Yo me he puesto otro reto. Y creo que me sirve un poco. Cuando me entra este bicharraco terrible, me concentro en las otras personas presentes en la situación, no en mí. Intento analizar al señor que incomoda a las ponentes, al público, a mí misma, con su verborrea que es tan extensa por una perversión del lenguaje: buscar más escuchar la propia voz que la comunicación verdadera, buscar más hablar que disfrutar de haber escuchado, tener la necesidad constante de hacerse notar y, sobre todo, la creencia de que todo el mundo va a querer conocer la opinión propia. Me fijo en la tensión de la audiencia, su inconfesable sensación de que están perdiendo el tiempo. Y me fijo en mi propia incomodidad, en mi propia reacción a un entorno que me hace sentir que lo que yo normalmente considero buenas formas de pensar y de comunicarme no son nada. Y me doy cuenta: tenemos síndrome de la impostora en ese momento porque muchas cuestiones que se cruzan ahí nos llevan a pensar que la única manera válida de tener una presencia segura es la ya ni siquiera masculina, sino masculinizada (es muy diferente: «masculinizada» hace referencia a los valores patriarcales, a su hegemonía y su, perdón, horterada).
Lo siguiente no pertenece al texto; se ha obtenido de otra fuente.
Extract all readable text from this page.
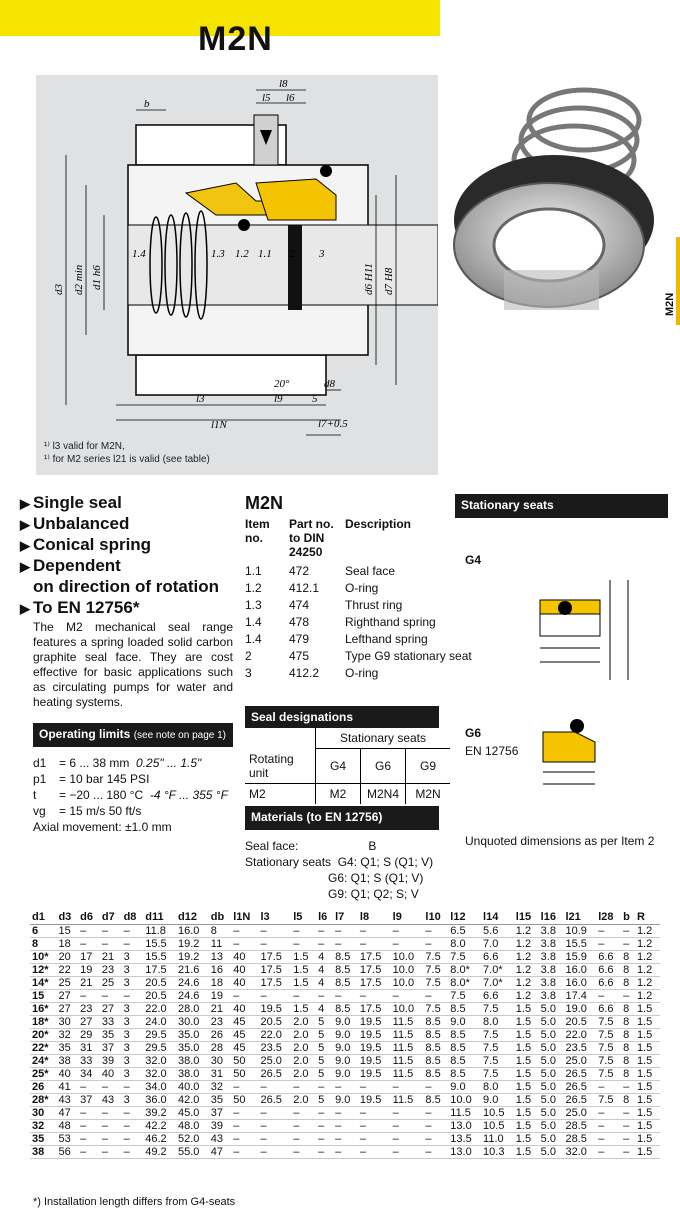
M2N
b
l8
l5 l6
1.4	1.3 1.2 1.1 2 3
20°
l3	l9	5
d8
l1N	l7+0.5
d3 d2 min d1 h6	d6 H11 d7 H8
¹⁾ l3 valid for M2N,
¹⁾ for M2 series l21 is valid (see table)
M2N
▶ Single seal
▶ Unbalanced
▶ Conical spring
▶ Dependent
on direction of rotation
▶ To EN 12756*
The M2 mechanical seal range features a spring loaded solid carbon graphite seal face. They are cost effective for basic applications such as circulating pumps for water and heating systems.
Operating limits (see note on page 1)
d1 = 6 ... 38 mm 0.25" ... 1.5"
p1 = 10 bar 145 PSI
t = −20 ... 180 °C -4 °F ... 355 °F
vg = 15 m/s 50 ft/s
Axial movement: ±1.0 mm
M2N
Item no.	Part no. to DIN 24250	Description
1.1	472	Seal face
1.2	412.1	O-ring
1.3	474	Thrust ring
1.4	478	Righthand spring
1.4	479	Lefthand spring
2	475	Type G9 stationary seat
3	412.2	O-ring
Seal designations
	Stationary seats		
Rotating unit	G4	G6	G9
M2	M2	M2N4	M2N
Materials (to EN 12756)
Seal face:	B
Stationary seats G4: Q1; S (Q1; V)
G6: Q1; S (Q1; V)
G9: Q1; Q2; S; V
Stationary seats
G4
G6
EN 12756
Unquoted dimensions as per Item 2
d1	d3	d6	d7	d8	d11	d12	db	l1N	l3	l5	l6	l7	l8	l9	l10	l12	l14	l15	l16	l21	l28	b	R
6	15	–	–	–	11.8	16.0	8	–	–	–	–	–	–	–	–	6.5	5.6	1.2	3.8	10.9	–	–	1.2
8	18	–	–	–	15.5	19.2	11	–	–	–	–	–	–	–	–	8.0	7.0	1.2	3.8	15.5	–	–	1.2
10*	20	17	21	3	15.5	19.2	13	40	17.5	1.5	4	8.5	17.5	10.0	7.5	7.5	6.6	1.2	3.8	15.9	6.6	8	1.2
12*	22	19	23	3	17.5	21.6	16	40	17.5	1.5	4	8.5	17.5	10.0	7.5	8.0*	7.0*	1.2	3.8	16.0	6.6	8	1.2
14*	25	21	25	3	20.5	24.6	18	40	17.5	1.5	4	8.5	17.5	10.0	7.5	8.0*	7.0*	1.2	3.8	16.0	6.6	8	1.2
15	27	–	–	–	20.5	24.6	19	–	–	–	–	–	–	–	–	7.5	6.6	1.2	3.8	17.4	–	–	1.2
16*	27	23	27	3	22.0	28.0	21	40	19.5	1.5	4	8.5	17.5	10.0	7.5	8.5	7.5	1.5	5.0	19.0	6.6	8	1.5
18*	30	27	33	3	24.0	30.0	23	45	20.5	2.0	5	9.0	19.5	11.5	8.5	9.0	8.0	1.5	5.0	20.5	7.5	8	1.5
20*	32	29	35	3	29.5	35.0	26	45	22.0	2.0	5	9.0	19.5	11.5	8.5	8.5	7.5	1.5	5.0	22.0	7.5	8	1.5
22*	35	31	37	3	29.5	35.0	28	45	23.5	2.0	5	9.0	19.5	11.5	8.5	8.5	7.5	1.5	5.0	23.5	7.5	8	1.5
24*	38	33	39	3	32.0	38.0	30	50	25.0	2.0	5	9.0	19.5	11.5	8.5	8.5	7.5	1.5	5.0	25.0	7.5	8	1.5
25*	40	34	40	3	32.0	38.0	31	50	26.5	2.0	5	9.0	19.5	11.5	8.5	8.5	7.5	1.5	5.0	26.5	7.5	8	1.5
26	41	–	–	–	34.0	40.0	32	–	–	–	–	–	–	–	–	9.0	8.0	1.5	5.0	26.5	–	–	1.5
28*	43	37	43	3	36.0	42.0	35	50	26.5	2.0	5	9.0	19.5	11.5	8.5	10.0	9.0	1.5	5.0	26.5	7.5	8	1.5
30	47	–	–	–	39.2	45.0	37	–	–	–	–	–	–	–	–	11.5	10.5	1.5	5.0	25.0	–	–	1.5
32	48	–	–	–	42.2	48.0	39	–	–	–	–	–	–	–	–	13.0	10.5	1.5	5.0	28.5	–	–	1.5
35	53	–	–	–	46.2	52.0	43	–	–	–	–	–	–	–	–	13.5	11.0	1.5	5.0	28.5	–	–	1.5
38	56	–	–	–	49.2	55.0	47	–	–	–	–	–	–	–	–	13.0	10.3	1.5	5.0	32.0	–	–	1.5
*) Installation length differs from G4-seats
Este es solo un ejemplo de «crisis de síndrome de la impostora», pero creo que el esquema vale para muchas otras: vamos a desprender el foco de nosotras y a centrarnos en averiguar qué es lo que nos crea esa sensación de no encajar. Muchas veces nos daremos en la cara con una verdad muy importante: no encajar suele ser mejor.

Al final, el síndrome de la impostora no viene del fallo de las impostoras. Claro que no, y si lo dudan fíjense en que sus amigas más brillantes lo tienen. Viene de la propia noción de impostora, persona que no debería estar ahí, persona que no encaja en el modelo, en las formas de hacer, y por supuesto que esto tiene una lectura de género muy fuerte. En un mundo patriarcal, los haceres masculinizados son la norma. Si no los acatamos, estamos tomando un camino disidente. La disidencia se anula a través de esa ficción de soledad, de solo tú habitas así. Yo siento que este bicharraco se cuela en todos los espacios de nuestras vidas. Que desechamos tantas ideas, tantas brillanteces. Y a la vez me digo: ¿no es tan corrosiva la duda constante como la no duda jamás?

¿No es un problema también que a ellos se les lleve a tener esa seguridad arrolladora?

Desprender el foco de nosotras nos ayuda a entender que es social, no cierto.